Alexander Miller: Origenism and Cyril of Alexandria's Sacramental Theology

Since Chadwick’s influential article "Eucharist and Christology in the Nestorian Controversy" (1951), studies of Cyril of Alexandria’s theology have recognized the centrality of his sacramental concerns
to his christology and his theologies of Scripture and divinization.In the same period, the study of the first “Origenist controversy” has been driven by modern discoveries of Evagrian and “pro-anthropomorphite” texts.These strains of scholarship on Cyril and Origenism have seldom intersected, and of the few articles, none has focused on Cyril’s sacramental theology, despite Theophilus of Alexandria’s interest in the consequences of Origenist thought on sacramental theology.

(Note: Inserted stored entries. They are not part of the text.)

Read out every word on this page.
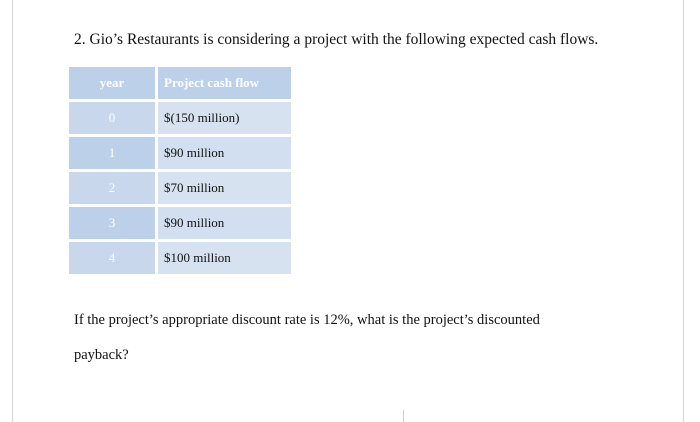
2. Gio’s Restaurants is considering a project with the following expected cash flows.
year	Project cash flow
0	$(150 million)
1	$90 million
2	$70 million
3	$90 million
4	$100 million
If the project’s appropriate discount rate is 12%, what is the project’s discounted
payback?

In this presentation, I shall argue that Cyril of Alexandria’s sacramental theology, as developed in his Commentary on John, is articulated as a corrective for extreme forms of “Origenist” ascetic theology that would denigrate sacramental participation in the church.(This paper proposes only that this line of thought was a risk, not the consensus, among Evagrius’ disciples.) In Book 4 (on John 6:38-7:24) and Book 6 (on John 8:44-10:17) of Cyril’s commentary, he argues that the extreme anti-anthropomorphite tendency to eschew images and physical representations in worship can render one in the image of Satan, rather than in the image and likeness of God.Following both an Evagrian pathology of sin and the ascetic ascent to apatheia, Cyril advocates for a continuity between the earthly and resurrected body and demonstrates that sacramental participation is necessary for attaining a true apatheia in this life and eternity.